On the coastal plain, summers are humid and winters mild. The hills of the interior offer more comfortable summers but colder winters. Jerusalem's temperatures average around 85°F (29°C) in the summer and 500F (100C) in the winter. An efficient irrigation system makes agricultural land arable all year.
History
The Holy Land, from which the present state of Israel emerged, claims a long history of rule by different powers. A Hebrew kingdom was established from the 12 tribes of Israel that came out of Egypt with Moses. King David ruled this kingdom some three thousand years ago. After his son Solomon's reign, it split into two states - Israel and Judah - that were later destroyed by Assyria and Babylonia in the eighth and sixth centuries BC. The populations were dispersed or taken captive, although many Israelites remained in the area. After the Persian conquest of the Middle East, many Jews were allowed to return to the Holy Land to establish a nation and build a temple. The land later fell to the Greeks and then to the Romans. Heavily persecuted, the Jewish population declined sharply during the Byzantine era (AD 313-636). In the 600s, the area (named Palestine by the Romans) was conquered by Muslims, who ruled for nearly one thousand years.
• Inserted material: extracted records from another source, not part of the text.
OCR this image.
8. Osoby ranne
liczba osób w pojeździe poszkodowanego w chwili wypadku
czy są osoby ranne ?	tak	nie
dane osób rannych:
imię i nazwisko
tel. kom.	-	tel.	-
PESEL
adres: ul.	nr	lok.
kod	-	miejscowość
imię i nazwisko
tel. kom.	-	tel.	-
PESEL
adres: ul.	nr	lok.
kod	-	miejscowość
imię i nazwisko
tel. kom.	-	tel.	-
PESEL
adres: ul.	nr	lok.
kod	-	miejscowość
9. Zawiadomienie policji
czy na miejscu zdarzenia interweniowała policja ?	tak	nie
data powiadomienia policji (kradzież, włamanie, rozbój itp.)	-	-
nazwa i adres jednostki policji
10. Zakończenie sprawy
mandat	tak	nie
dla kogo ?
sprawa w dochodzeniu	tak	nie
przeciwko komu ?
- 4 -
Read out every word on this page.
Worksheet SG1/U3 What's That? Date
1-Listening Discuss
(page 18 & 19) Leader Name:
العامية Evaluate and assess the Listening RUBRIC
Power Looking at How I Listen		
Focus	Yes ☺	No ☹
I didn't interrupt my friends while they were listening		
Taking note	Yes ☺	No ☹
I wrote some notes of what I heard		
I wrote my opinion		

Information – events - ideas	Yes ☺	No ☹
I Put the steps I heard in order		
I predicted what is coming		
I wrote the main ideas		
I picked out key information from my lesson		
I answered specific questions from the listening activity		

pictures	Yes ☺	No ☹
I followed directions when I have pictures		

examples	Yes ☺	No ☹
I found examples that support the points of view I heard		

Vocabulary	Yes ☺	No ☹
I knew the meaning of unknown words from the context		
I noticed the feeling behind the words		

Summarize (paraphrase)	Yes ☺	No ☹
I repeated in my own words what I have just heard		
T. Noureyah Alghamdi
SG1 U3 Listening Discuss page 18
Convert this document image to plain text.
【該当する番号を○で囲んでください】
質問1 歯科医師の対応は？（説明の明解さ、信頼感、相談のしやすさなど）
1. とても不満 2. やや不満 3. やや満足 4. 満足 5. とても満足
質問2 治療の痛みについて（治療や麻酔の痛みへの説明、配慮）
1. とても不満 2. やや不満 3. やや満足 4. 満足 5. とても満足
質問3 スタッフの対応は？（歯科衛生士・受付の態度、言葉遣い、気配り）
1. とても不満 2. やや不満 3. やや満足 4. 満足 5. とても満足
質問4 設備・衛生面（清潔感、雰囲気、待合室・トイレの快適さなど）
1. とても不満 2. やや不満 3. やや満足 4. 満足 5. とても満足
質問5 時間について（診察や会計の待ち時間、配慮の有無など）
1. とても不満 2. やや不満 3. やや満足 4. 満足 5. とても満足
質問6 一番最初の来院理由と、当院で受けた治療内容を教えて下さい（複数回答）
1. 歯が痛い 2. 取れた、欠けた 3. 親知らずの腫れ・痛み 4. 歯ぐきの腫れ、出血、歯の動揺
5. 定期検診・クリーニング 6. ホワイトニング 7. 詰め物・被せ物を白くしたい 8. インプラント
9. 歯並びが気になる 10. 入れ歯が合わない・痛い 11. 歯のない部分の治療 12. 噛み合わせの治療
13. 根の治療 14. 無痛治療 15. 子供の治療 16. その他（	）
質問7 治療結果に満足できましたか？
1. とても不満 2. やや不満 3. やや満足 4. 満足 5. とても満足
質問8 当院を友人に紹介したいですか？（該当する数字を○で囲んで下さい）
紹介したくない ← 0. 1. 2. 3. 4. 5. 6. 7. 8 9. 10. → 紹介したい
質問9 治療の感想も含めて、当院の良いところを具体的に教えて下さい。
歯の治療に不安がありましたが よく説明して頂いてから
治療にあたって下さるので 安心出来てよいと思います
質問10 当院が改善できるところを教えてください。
The Ottoman Turks controlled Palestine from the 16th century until World War I. In the 1890s, a Hungarian named Theodor Herzl founded Zionism as an international movement to restore Palestine to the Jews. After World War I, the area came under British control. Various plans for partitioning the area were put forth but never implemented. Spurred by the genocide and suffering of the Holocaust during World War U, Jews immigrated to Israel in large numbers. The British first tried to...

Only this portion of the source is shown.